Recentemente ho compilato un resoconto delle principali novelle del capolavoro boccacciano, segnalando di ciascuna le tematiche principali e in questo modo mi sono davvero reso conto della complessità, quasi al livello di manierismo, con il quale l’autore ha intrecciato più motivi ricorrenti. In particolare mi ha colpito l’episodio conclusivo quello di Griselda, Giornata X Novella X. In questo racconto si narra la storia di questo cinico e spietato gentiluomo, tale Gualtieri marchese di Saluzzo: dalla narrazione lo si evince affetto da un’inguaribile misoginia, tuttavia per compiacere le sempre più frequenti pressioni dei suoi fidati sulla necessità di una compagna al suo fianco, decide di prendere per moglie una giovine di un villaggio limitrofo, di nome Griselda. Tuttavia la sua incapacità a fidarsi delle donne lo porta a sottoporre la moglie ad una serie di estenuanti e psicologicamente dilanianti prove per testare la sua fedeltà e la sua sottomissione. A queste Griselda si sottopone senza mostrare il benché minimo istinto a ribellarsi, sempre pronta ad acconsentire con benevolenza ai capricci del marito. Tra le altre cose la giovane moglie viene costretta a consegnare la figlia ed il figlio al marito il quale asserisce di volersene sbarazzare ed inoltre la ripudia rimandandola quasi nuda dal padre, affermando di avere intenzione di risposarsi. Inoltre la invita come sguattera al suo matrimonio con una deliziosa giovinetta dodicenne. Al termine dello sposalizio, una volta convintosi delle innegabili virtù di sottomissione e obbedienza della moglie, le rivela che la presunta fidanzata altri non è che sua figlia, che il suo secondogenito non è morto e che il loro matrimonio non era stato annullato.

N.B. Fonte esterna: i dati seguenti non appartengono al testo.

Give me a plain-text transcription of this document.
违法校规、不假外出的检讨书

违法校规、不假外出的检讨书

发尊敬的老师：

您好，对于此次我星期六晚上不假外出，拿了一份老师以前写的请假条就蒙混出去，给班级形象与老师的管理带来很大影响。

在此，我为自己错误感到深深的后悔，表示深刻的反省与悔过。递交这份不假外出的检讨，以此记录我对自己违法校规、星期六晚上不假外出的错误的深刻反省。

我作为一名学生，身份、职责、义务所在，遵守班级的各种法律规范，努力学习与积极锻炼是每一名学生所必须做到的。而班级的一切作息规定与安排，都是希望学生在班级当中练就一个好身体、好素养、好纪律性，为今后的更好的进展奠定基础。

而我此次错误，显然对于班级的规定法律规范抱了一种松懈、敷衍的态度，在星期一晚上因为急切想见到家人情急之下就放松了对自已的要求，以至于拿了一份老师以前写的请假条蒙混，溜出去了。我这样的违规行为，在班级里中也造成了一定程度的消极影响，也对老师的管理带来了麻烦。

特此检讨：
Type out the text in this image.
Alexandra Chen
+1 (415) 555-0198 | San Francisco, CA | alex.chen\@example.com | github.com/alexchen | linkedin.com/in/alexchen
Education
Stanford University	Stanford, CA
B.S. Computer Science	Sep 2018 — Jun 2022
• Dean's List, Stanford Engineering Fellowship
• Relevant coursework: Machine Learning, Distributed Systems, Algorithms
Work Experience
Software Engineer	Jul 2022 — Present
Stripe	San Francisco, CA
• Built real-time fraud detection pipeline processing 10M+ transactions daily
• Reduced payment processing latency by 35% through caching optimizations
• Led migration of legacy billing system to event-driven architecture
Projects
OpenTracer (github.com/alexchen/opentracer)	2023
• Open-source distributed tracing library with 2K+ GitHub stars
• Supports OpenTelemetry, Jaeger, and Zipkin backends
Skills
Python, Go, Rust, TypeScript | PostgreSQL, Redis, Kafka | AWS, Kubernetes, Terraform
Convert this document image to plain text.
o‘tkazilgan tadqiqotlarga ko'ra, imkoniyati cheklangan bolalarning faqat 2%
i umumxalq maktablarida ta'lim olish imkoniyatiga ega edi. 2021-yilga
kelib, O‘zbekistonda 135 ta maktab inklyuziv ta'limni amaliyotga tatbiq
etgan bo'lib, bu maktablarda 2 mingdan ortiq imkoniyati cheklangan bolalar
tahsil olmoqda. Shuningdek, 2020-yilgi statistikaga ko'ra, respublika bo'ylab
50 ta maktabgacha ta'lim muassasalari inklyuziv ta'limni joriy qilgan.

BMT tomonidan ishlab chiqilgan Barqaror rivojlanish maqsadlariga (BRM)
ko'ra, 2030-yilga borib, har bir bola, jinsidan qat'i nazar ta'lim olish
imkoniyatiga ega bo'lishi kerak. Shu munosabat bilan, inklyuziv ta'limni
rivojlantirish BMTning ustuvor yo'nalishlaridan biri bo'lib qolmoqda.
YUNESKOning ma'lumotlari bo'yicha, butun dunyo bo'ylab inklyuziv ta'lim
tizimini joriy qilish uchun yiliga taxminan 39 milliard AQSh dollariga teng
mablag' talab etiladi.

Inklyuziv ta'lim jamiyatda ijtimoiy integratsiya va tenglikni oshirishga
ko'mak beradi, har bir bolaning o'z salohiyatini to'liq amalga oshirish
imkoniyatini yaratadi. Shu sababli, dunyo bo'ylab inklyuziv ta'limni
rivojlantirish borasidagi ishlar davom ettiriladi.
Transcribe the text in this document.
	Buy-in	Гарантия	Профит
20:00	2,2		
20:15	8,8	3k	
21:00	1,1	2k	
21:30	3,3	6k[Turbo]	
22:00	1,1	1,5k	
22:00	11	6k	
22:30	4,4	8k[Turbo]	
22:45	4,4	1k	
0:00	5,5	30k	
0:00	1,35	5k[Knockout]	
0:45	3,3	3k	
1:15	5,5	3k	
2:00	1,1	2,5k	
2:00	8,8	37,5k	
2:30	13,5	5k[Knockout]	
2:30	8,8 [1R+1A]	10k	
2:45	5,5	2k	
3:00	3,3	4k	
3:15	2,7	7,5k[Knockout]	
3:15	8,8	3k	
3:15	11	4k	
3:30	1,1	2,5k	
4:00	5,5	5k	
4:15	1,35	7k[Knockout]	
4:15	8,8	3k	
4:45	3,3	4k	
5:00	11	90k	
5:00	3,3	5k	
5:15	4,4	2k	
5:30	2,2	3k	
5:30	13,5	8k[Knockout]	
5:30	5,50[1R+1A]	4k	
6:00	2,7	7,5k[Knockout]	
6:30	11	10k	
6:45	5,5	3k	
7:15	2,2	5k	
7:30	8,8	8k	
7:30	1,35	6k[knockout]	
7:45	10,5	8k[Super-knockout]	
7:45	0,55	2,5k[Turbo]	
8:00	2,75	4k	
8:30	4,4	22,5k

Se si esamina attentatamene la storia si vedrà che Amore, Fortuna ed Intelligenza rivestono un ruolo fondamentale nell’intreccio: il primo è il sentimento che induce alla cieca obbedienza e alla islamica sottomissione quale la moglie si sottopone, la Fortuna, intesa laicamente come destino, è quella che induce una povera contadina a diventare marchesana, mentre l’ingegno è lo strumento diabolico che permette al gentiluomo di sottoporre a tali supplizi la fedele consorte. Quindi tutta la vicenda è saldamente legata a queste tre inscindibili tematiche e non solo il racconto in questione, ma gran parte delle altre novelle hanno il medesimo layout: per citarne un altro la vicenda di Nastalgio degli Onesti: l’amore travolge il giovane invaghitosi della Traversari, l’ingegno gli permette di trovare il modo di indurla a sposarlo e la fortuna gli consente di assistere alla pantomima infernale che gli suggerisce l’idea dell’escamotage. Inoltre a sottolineare la complessità e la infinite sfaccettature dell’opera bisogna tenere in considerazione anche il pluristilismo: per esempio di passa dai toni notarili e appartenenti al registro religioso clericale, presenti nella prima novella quella di Ser Cappelletto, a quelli commerciali, nella storia di Landolfo Rufolo, per giungere a quelli comico-popolareschi, su cui è basata la beffa del porco ordita ai danni di Calandrino: quindi la ruota di Virgilio, che compendia i tre stili umile, medio e grave, è quasi presente in toto.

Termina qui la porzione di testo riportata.